Tianfeng: Changes in supply and demand are expected to drive the continued increase in antimony prices. It is recommended to pay attention to Tibet Huayu Mining (601020.SH) and others.
06/03/2025
GMT Eight
Tianfeng released a research report stating that the arrival of the photovoltaic installation boom has reversed the declining trend of photovoltaic overcapacity last year, and this prosperity is expected to continue at least until June; the recovery of exports has also reversed the embarrassing shortage of export demand last year. Overall, compared with last year, the supply and demand of antimony this year is moving towards a more difficult supply disturbance and a more hopeful demand prosperity. The bank believes that such marginal changes in supply and demand are expected to drive the continuous rise in antimony prices, constantly setting new historical highs. It is recommended to pay attention to antimony sector companies: Guangxi Huaxi Nonferrous Metal (600301.SH), Hunan Gold Corporation (002155.SZ), Tibet Huayu Mining (601020.SH).
Key points from Tianfeng:
Antimony prices have continued to rise since the beginning of 2025, breaking historical highs
As of March 3, 2025, the average price of 99.65% pure antimony ingots quoted by the Antimony Industry Branch of the China Nonferrous Metals Industry Association reached 165,000 yuan per ton, an increase of 7,000 yuan per ton from the previous quoted day, and an increase of 15.4% from January 2nd when it was 143,000 yuan per ton.
Reviewing 2024, antimony prices rose due to supply-side drivers, but were suppressed by demand-side pressures
Antimony prices rose in the first half of 2024: mainly due to environmental inspections in Hunan in May affecting mine production; temporary obstacles in Russia's imports; multiple factors such as the high prosperity of the photovoltaic and home appliance terminals and traders' speculation catalyzed a significant increase in antimony prices in the first half of the year.
Antimony prices fell in the second half of 2024: starting in July, photovoltaic glass began to cut overcapacity, weakening demand margins; in mid-September, antimony was placed under export control, leading to a lack of export demand and a decline in antimony prices.
Key pricing factors from 2024 reappear, deepening in favor of rising antimony prices
Supply-side: high domestic and foreign price differentials have led to a shortage in imports. In August 2024, the Ministry of Commerce and the General Administration of Customs announced export controls on antimony and other items. After the controls were announced, China's export volume in October dropped to zero, and the shortage of supplies overseas subsequently led to a significant increase in the domestic and foreign price differential from 28,000 yuan per ton to 211,000 yuan per ton.

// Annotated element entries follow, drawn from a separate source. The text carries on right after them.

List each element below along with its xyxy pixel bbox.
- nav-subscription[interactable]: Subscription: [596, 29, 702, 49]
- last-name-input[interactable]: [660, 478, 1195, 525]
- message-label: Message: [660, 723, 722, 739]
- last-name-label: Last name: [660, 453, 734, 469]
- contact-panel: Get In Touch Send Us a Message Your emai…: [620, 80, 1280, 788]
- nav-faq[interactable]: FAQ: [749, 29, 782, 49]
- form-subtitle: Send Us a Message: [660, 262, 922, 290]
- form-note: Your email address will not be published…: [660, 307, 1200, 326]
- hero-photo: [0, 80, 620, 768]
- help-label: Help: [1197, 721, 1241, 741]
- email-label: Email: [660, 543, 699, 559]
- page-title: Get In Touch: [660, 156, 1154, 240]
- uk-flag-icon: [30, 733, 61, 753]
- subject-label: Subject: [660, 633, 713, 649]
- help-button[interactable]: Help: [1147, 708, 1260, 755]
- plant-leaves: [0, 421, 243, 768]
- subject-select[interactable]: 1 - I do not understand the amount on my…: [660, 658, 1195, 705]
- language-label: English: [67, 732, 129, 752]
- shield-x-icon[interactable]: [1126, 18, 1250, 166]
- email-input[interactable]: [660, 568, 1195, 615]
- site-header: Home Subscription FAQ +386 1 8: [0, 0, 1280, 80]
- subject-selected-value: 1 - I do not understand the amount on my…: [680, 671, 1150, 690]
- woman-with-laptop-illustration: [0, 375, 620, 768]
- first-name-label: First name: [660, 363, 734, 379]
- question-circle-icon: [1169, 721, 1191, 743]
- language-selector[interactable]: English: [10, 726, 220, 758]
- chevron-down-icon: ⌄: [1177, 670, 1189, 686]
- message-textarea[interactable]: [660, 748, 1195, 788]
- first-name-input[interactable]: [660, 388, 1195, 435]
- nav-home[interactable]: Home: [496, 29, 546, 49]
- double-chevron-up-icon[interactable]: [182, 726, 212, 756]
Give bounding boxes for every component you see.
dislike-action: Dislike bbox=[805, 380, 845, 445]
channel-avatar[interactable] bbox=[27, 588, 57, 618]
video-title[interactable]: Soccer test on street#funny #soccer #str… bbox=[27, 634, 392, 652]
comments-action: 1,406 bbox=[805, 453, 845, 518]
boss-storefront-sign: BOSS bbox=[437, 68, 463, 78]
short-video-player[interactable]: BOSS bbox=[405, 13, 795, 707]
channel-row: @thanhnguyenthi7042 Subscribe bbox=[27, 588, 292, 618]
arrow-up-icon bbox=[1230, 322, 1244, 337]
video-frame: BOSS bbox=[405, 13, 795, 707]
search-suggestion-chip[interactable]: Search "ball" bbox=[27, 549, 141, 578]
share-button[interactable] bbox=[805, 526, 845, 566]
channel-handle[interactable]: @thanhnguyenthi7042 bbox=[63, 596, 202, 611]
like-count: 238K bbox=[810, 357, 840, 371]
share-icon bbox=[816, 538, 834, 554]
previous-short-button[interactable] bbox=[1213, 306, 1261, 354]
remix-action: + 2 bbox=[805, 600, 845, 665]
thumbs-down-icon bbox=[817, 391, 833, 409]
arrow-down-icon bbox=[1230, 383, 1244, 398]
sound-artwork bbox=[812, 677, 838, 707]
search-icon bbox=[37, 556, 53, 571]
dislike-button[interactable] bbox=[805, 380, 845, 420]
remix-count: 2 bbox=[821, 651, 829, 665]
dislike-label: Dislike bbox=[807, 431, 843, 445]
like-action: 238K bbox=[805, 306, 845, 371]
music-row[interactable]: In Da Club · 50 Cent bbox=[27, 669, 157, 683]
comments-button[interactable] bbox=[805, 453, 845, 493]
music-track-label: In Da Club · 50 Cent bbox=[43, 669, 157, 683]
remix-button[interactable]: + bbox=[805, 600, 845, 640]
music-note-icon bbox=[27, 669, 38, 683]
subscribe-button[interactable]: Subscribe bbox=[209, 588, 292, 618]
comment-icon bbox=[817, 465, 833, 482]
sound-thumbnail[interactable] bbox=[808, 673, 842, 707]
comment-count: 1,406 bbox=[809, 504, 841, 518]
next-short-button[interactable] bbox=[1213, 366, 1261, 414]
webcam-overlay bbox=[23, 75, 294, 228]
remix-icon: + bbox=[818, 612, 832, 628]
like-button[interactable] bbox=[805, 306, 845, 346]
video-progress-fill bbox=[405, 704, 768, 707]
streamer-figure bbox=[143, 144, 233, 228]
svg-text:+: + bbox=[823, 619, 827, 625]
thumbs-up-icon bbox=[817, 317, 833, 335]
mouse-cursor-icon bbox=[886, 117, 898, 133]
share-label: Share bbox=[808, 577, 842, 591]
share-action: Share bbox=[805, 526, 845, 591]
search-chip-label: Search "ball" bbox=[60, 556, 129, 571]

With external prices significantly higher than domestic prices, China's imports of antimony ore rapidly decreased. In December, antimony ore imports were only 466 metric tons (compared to an average of 1,437 tons from January to August). With the further expansion of the price differential between domestic and foreign markets, the bank expects import volumes to further decrease, and domestic imports may become tighter.
Demand-side: the photovoltaic installation boom injects prosperity into the demand on the photovoltaic side, and export demand is gradually recovering. The introduction of the "Notice on Deepening the Marketization Reform of Pricing for New Energy Internet Access to Promote High-Quality Development of New Energy" directly gave rise to two types of installation logics for existing projects "grid connection rush" and new projects "filing rush". From high-frequency data, it can be seen that the utilization rate and inventory data of photovoltaic glass have shown positive turning points, and the recovery on the photovoltaic side is expected to support the upward demand for antimony. In addition, the export volume has gradually recovered from the low point in September last year to 1,700 tons in December, reaching 64% of the normal export volume, and the recovery of export demand is expected to support the rise in antimony prices.
Expecting the continuity of antimony price hikes, industry companies are expected to benefit fully
In summary: (1) the supply-side disturbances that supported the rise in antimony prices in April and May last year have reappeared, and with the continuous expansion of the price differential between domestic and foreign markets, the shortage in imported raw materials may continue for a longer period. (2) Factors that led to weakening antimony demand in July and September last year have reversed, the arrival of the photovoltaic installation boom has reversed the declining trend of photovoltaic overcapacity last year, and this prosperity is expected to last at least until June; the recovery of exports has also reversed the embarrassing shortage of export demand last year.
Risk Warning: risks of significant supply growth, risks of demand falling short of expectations, risks of significant fluctuations in metal prices.